On Palm Sunday every year we have the full Gospel story of the last two days of Our Lord's life. Last year we had St. Mark's account of the Last Supper and the Crucifixion. Next year we will have Matthew's. This year it is Luke's, and we must look to what is special to Luke in the story of Our Lord's death.
Luke, we know, was a convert of St. Paul. We know that Luke accompanied Paul on his missionary journeys. We know that Luke stayed with Paul until Paul was put to death in Rome. Luke shared Paul's views on how Jesus saved us. His Gospel particularly demonstrated Paul's saying that the death of Jesus "was a death to sin."

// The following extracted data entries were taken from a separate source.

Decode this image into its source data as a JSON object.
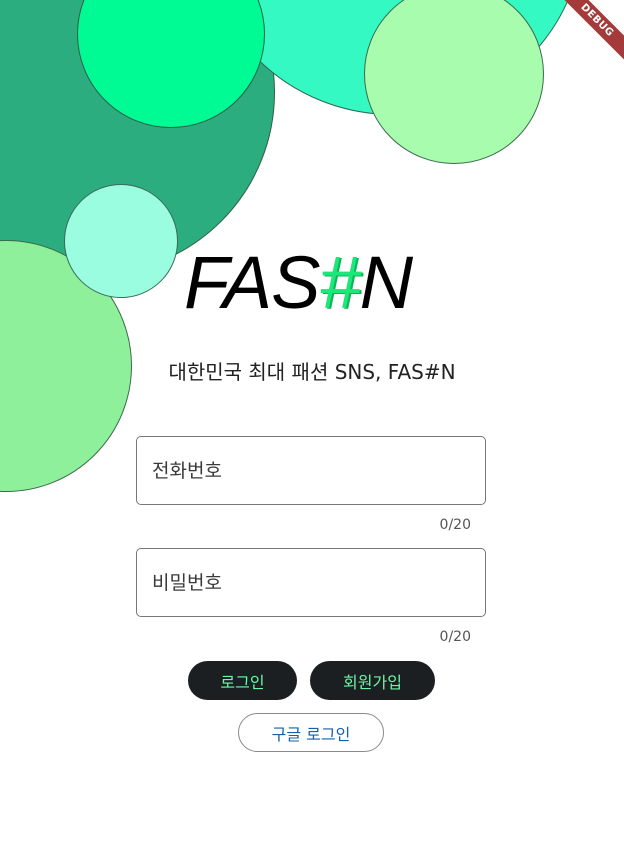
{
  "debug_banner": "DEBUG",
  "logo": {
    "part1": "FAS",
    "hash": "#",
    "part2": "N"
  },
  "subtitle": "대한민국 최대 패션 SNS, FAS#N",
  "phone_field": {
    "placeholder": "전화번호",
    "counter": "0/20"
  },
  "password_field": {
    "placeholder": "비밀번호",
    "counter": "0/20"
  },
  "buttons": {
    "login": "로그인",
    "signup": "회원가입",
    "google_login": "구글 로그인"
  },
  "colors": {
    "accent": "#1be878",
    "button_bg": "#1b1f22",
    "button_text": "#6ef6a6",
    "link_text": "#1a5fa8"
  }
}
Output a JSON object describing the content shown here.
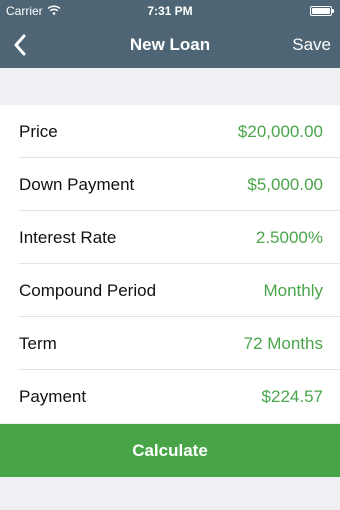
{
  "status_bar": {
    "carrier": "Carrier",
    "time": "7:31 PM"
  },
  "nav": {
    "title": "New Loan",
    "save_label": "Save",
    "back_icon": "chevron-left-icon"
  },
  "rows": [
    {
      "label": "Price",
      "value": "$20,000.00"
    },
    {
      "label": "Down Payment",
      "value": "$5,000.00"
    },
    {
      "label": "Interest Rate",
      "value": "2.5000%"
    },
    {
      "label": "Compound Period",
      "value": "Monthly"
    },
    {
      "label": "Term",
      "value": "72 Months"
    },
    {
      "label": "Payment",
      "value": "$224.57"
    }
  ],
  "calculate_label": "Calculate",
  "colors": {
    "nav": "#4d6574",
    "accent": "#4aa64b",
    "button": "#47a547"
  }
}
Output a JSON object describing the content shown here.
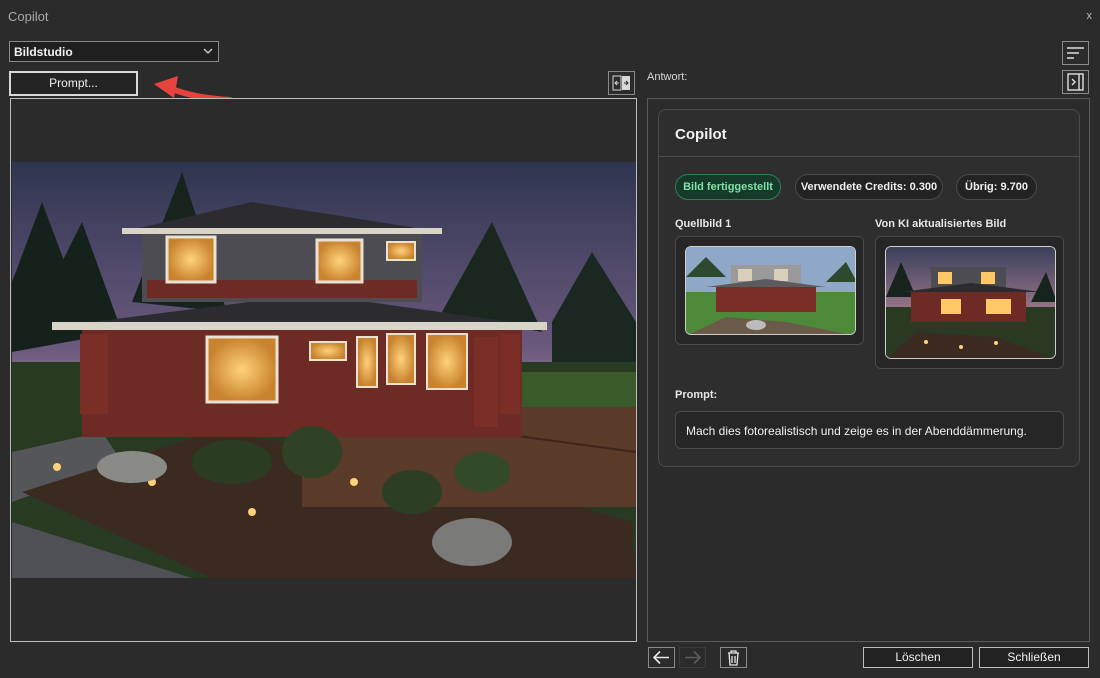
{
  "window": {
    "title": "Copilot",
    "close_label": "x"
  },
  "left": {
    "mode_select": {
      "value": "Bildstudio"
    },
    "prompt_button": "Prompt...",
    "main_image_icon": "house-photo"
  },
  "right": {
    "answer_label": "Antwort:",
    "card": {
      "title": "Copilot",
      "badges": {
        "status": "Bild fertiggestellt",
        "credits_used": "Verwendete Credits: 0.300",
        "remaining": "Übrig: 9.700"
      },
      "source_label": "Quellbild 1",
      "updated_label": "Von KI aktualisiertes Bild",
      "prompt_label": "Prompt:",
      "prompt_text": "Mach dies fotorealistisch und zeige es in der Abenddämmerung."
    }
  },
  "footer": {
    "delete_label": "Löschen",
    "close_label": "Schließen"
  },
  "colors": {
    "background": "#2b2b2b",
    "status_badge_bg": "#163a2a",
    "status_badge_text": "#7ee2a8",
    "annotation_arrow": "#e8423f"
  },
  "icons": {
    "dropdown": "chevron-down-icon",
    "swap": "swap-panels-icon",
    "menu": "sort-lines-icon",
    "collapse": "collapse-right-icon",
    "back": "arrow-left-icon",
    "forward": "arrow-right-icon",
    "trash": "trash-icon"
  }
}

Luke made much of Our Lord's struggle against self-love in the Garden of Olives. "He prayed, saying, 'Father, if you are willing, take this cup me, still, not my will but yours be done.' He was in such agony, and he prayed so fervently that is sweat became like drops of blood falling to the ground."
In his account of the next day Luke gave us two incidents that demonstrated the degree to which Jesus had overcome the natural urge to be self-centered. One incident was his meeting with the women of Jerusalem when, disregarding his pain and shame, he expressed concern for the fate of the women and their children.
The second incident Luke gave us to show how Jesus had overcome self-concern was that in which he gladdened the final hour of a man being crucified with him.